I'm currently working on a project using TensorFlow's MoveNet for pose estimation on a video. The model is detecting keypoints quite well, but there's an issue with the keypoint positioning.
I'm experiencing misalignment between the detected keypoints and the actual body parts in the video frames. The keypoints are off by a significant margin. I'm wondering if this misalignment is a common issue or if there are any specific adjustments that need to be made.
Here's a summary of the relevant information:
- I'm using TensorFlow and the MoveNet model for single-pose estimation.
- The input video has a resolution of 1280x720 pixels.
- I'm resizing the frames to 192x192 pixels while preserving the aspect ratio before passing them to the model.
- The code for rendering keypoints and connections is based on standard practices for pose estimation.
The specific problem is that keypoints are not correctly aligned with the body parts they represent, e.g., the elbow keypoint is not in the correct position. I'm looking for guidance on how to address this issue.
import tensorflow as tf
import tensorflow_hub as hub
import cv2
from matplotlib import pyplot as plt
import numpy as np
model = hub.load("https://tfhub.dev/google/movenet/singlepose/lightning/4")
movenet = model.signatures['serving_default']
cap = cv2.VideoCapture('federer.mp4')
while cap.isOpened():
ret, frame = cap.read()
# Resize image
img = frame.copy()
img = tf.image.resize_with_pad(tf.expand_dims(img, axis=0), 192,192)
input_img = tf.cast(img, dtype=tf.int32)
# Detection section
results = movenet(input_img)
keypoints_with_scores = results['output_0'].numpy()[:,:,:51].reshape((1,1,17,3))
# Render keypoints
loop_through_people(frame, keypoints_with_scores, EDGES, 0.1)
cv2.imshow('Movenet Multipose', frame)
if cv2.waitKey(10) & 0xFF==ord('q'):
break
cap.release()
cv2.destroyAllWindows()
# Function to loop through each person detected and render
def loop_through_people(frame, keypoints_with_scores, edges, confidence_threshold):
for person in keypoints_with_scores:
draw_connections(frame, person, edges, confidence_threshold)
draw_keypoints(frame, person, confidence_threshold)
def draw_keypoints(frame, keypoints, confidence_threshold):
y, x, c = frame.shape
shaped = np.squeeze(np.multiply(keypoints, [y,x,1]))
for kp in shaped:
ky, kx, kp_conf = kp
if kp_conf > confidence_threshold:
cv2.circle(frame, (int(kx), int(ky)), 6, (0,255,0), -1)
EDGES = {
(0, 1): 'm',
(0, 2): 'c',
(1, 3): 'm',
(2, 4): 'c',
(0, 5): 'm',
(0, 6): 'c',
(5, 7): 'm',
(7, 9): 'm',
(6, 8): 'c',
(8, 10): 'c',
(5, 6): 'y',
(5, 11): 'm',
(6, 12): 'c',
(11, 12): 'y',
(11, 13): 'm',
(13, 15): 'm',
(12, 14): 'c',
(14, 16): 'c'
}
def draw_connections(frame, keypoints, edges, confidence_threshold):
y, x, c = frame.shape
shaped = np.squeeze(np.multiply(keypoints, [y,x,1]))
for edge, color in edges.items():
p1, p2 = edge
y1, x1, c1 = shaped[p1]
y2, x2, c2 = shaped[p2]
if (c1 > confidence_threshold) & (c2 > confidence_threshold):
cv2.line(frame, (int(x1), int(y1)), (int(x2), int(y2)), (0,0,255), 4)
The specific problem is that keypoints are not correctly aligned with the body parts they represent, e.g., the elbow keypoint is not in the correct position.
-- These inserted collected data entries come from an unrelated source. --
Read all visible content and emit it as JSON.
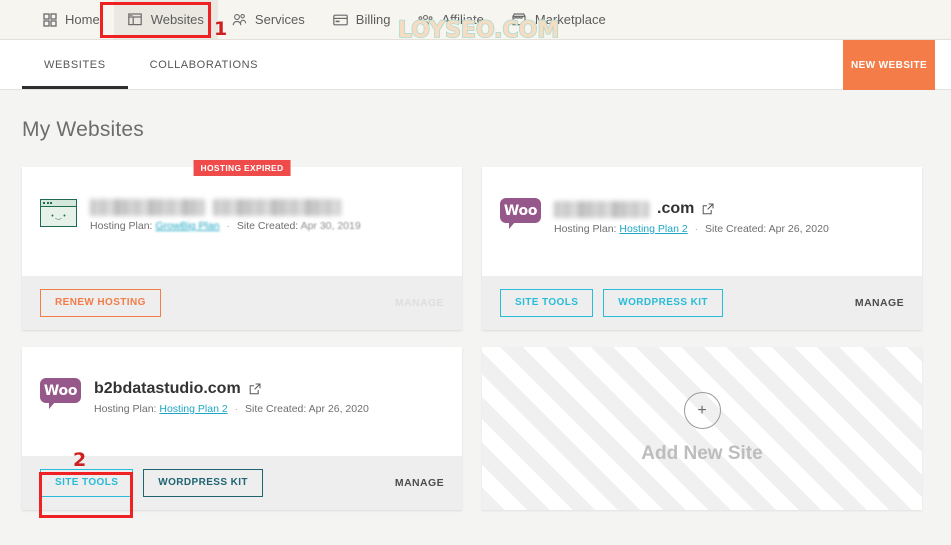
{
  "topnav": {
    "items": [
      {
        "label": "Home",
        "icon": "grid-icon",
        "active": false
      },
      {
        "label": "Websites",
        "icon": "websites-icon",
        "active": true
      },
      {
        "label": "Services",
        "icon": "services-icon",
        "active": false
      },
      {
        "label": "Billing",
        "icon": "billing-card-icon",
        "active": false
      },
      {
        "label": "Affiliate",
        "icon": "affiliate-people-icon",
        "active": false
      },
      {
        "label": "Marketplace",
        "icon": "marketplace-store-icon",
        "active": false
      }
    ]
  },
  "watermark": {
    "text": "LOYSEO.COM",
    "fill": "#f6dcc3",
    "stroke": "#a9dbd0"
  },
  "subnav": {
    "tabs": [
      {
        "label": "WEBSITES",
        "active": true
      },
      {
        "label": "COLLABORATIONS",
        "active": false
      }
    ],
    "new_website_label": "NEW WEBSITE",
    "new_website_color": "#f47c48"
  },
  "page": {
    "title": "My Websites"
  },
  "cards": [
    {
      "id": "card-expired",
      "badge": "HOSTING EXPIRED",
      "badge_color": "#f04b4b",
      "icon": "browser-screen-icon",
      "name_redacted": true,
      "name": "",
      "hosting_plan_label": "Hosting Plan:",
      "hosting_plan": "GrowBig Plan",
      "hosting_plan_redacted": true,
      "site_created_label": "Site Created:",
      "site_created": "Apr 30, 2019",
      "buttons": [
        {
          "label": "RENEW HOSTING",
          "style": "orange"
        }
      ],
      "manage_label": "MANAGE",
      "manage_disabled": true
    },
    {
      "id": "card-woo-redacted",
      "badge": null,
      "icon": "woocommerce-icon",
      "name_redacted": true,
      "name_suffix": ".com",
      "hosting_plan_label": "Hosting Plan:",
      "hosting_plan": "Hosting Plan 2",
      "hosting_plan_redacted": false,
      "site_created_label": "Site Created:",
      "site_created": "Apr 26, 2020",
      "buttons": [
        {
          "label": "SITE TOOLS",
          "style": "teal"
        },
        {
          "label": "WORDPRESS KIT",
          "style": "teal"
        }
      ],
      "manage_label": "MANAGE",
      "manage_disabled": false
    },
    {
      "id": "card-b2bdatastudio",
      "badge": null,
      "icon": "woocommerce-icon",
      "name_redacted": false,
      "name": "b2bdatastudio.com",
      "hosting_plan_label": "Hosting Plan:",
      "hosting_plan": "Hosting Plan 2",
      "hosting_plan_redacted": false,
      "site_created_label": "Site Created:",
      "site_created": "Apr 26, 2020",
      "buttons": [
        {
          "label": "SITE TOOLS",
          "style": "teal"
        },
        {
          "label": "WORDPRESS KIT",
          "style": "teal-dark"
        }
      ],
      "manage_label": "MANAGE",
      "manage_disabled": false
    }
  ],
  "add_card": {
    "plus": "+",
    "label": "Add New Site"
  },
  "annotations": [
    {
      "number": "1",
      "target": "websites-nav-tab"
    },
    {
      "number": "2",
      "target": "site-tools-button"
    }
  ],
  "woo_text": "Woo"
}
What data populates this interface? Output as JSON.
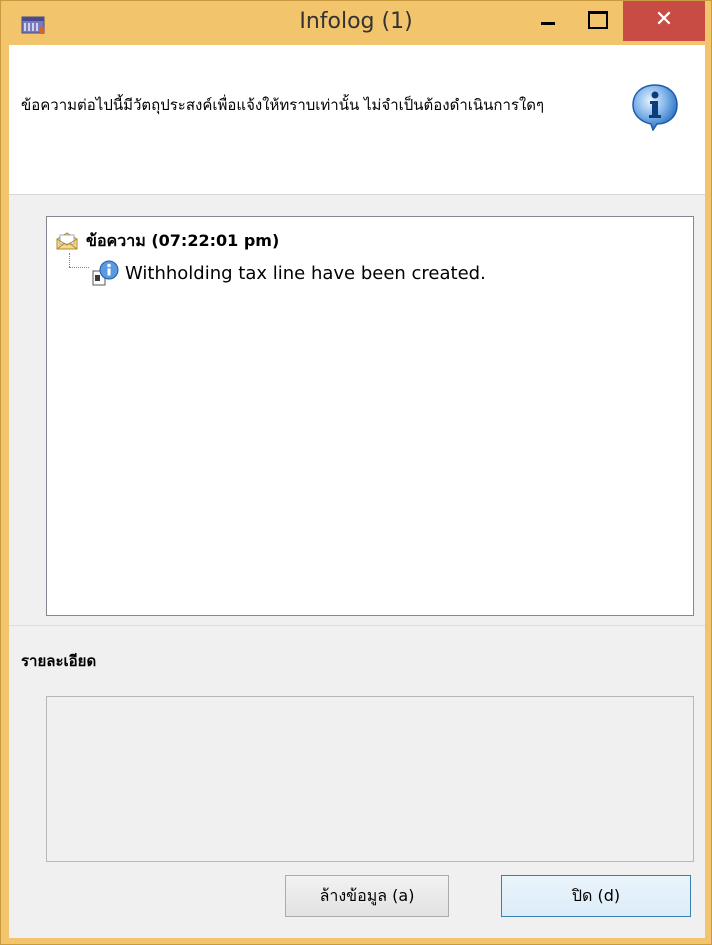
{
  "window": {
    "title": "Infolog (1)",
    "minimize_label": "",
    "maximize_label": "",
    "close_label": "✕"
  },
  "header": {
    "message": "ข้อความต่อไปนี้มีวัตถุประสงค์เพื่อแจ้งให้ทราบเท่านั้น ไม่จำเป็นต้องดำเนินการใดๆ"
  },
  "log": {
    "root": {
      "label": "ข้อความ (07:22:01 pm)",
      "icon": "envelope-icon"
    },
    "items": [
      {
        "text": "Withholding tax line have been created.",
        "icon": "document-info-icon"
      }
    ]
  },
  "details": {
    "label": "รายละเอียด",
    "content": ""
  },
  "buttons": {
    "clear_label": "ล้างข้อมูล (a)",
    "close_label": "ปิด (d)"
  },
  "colors": {
    "titlebar": "#f2c56c",
    "close_button": "#c94c44",
    "info_icon": "#2b6fc2"
  }
}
I'm looking for guidance on how to address this issue.
I have been used same sized model created by PINTO0309 from Github transleted to be used with OPENVINO and it did not performed well in terms of the positional accuracy of keypoints. However, when I used the the model with sizes 256 by 256 or 192 by 256 the accuracy increased and it was actually great. From my experience, I could say that 192 by 192 is not enough to be accurate as you would expect for processing a 720p video.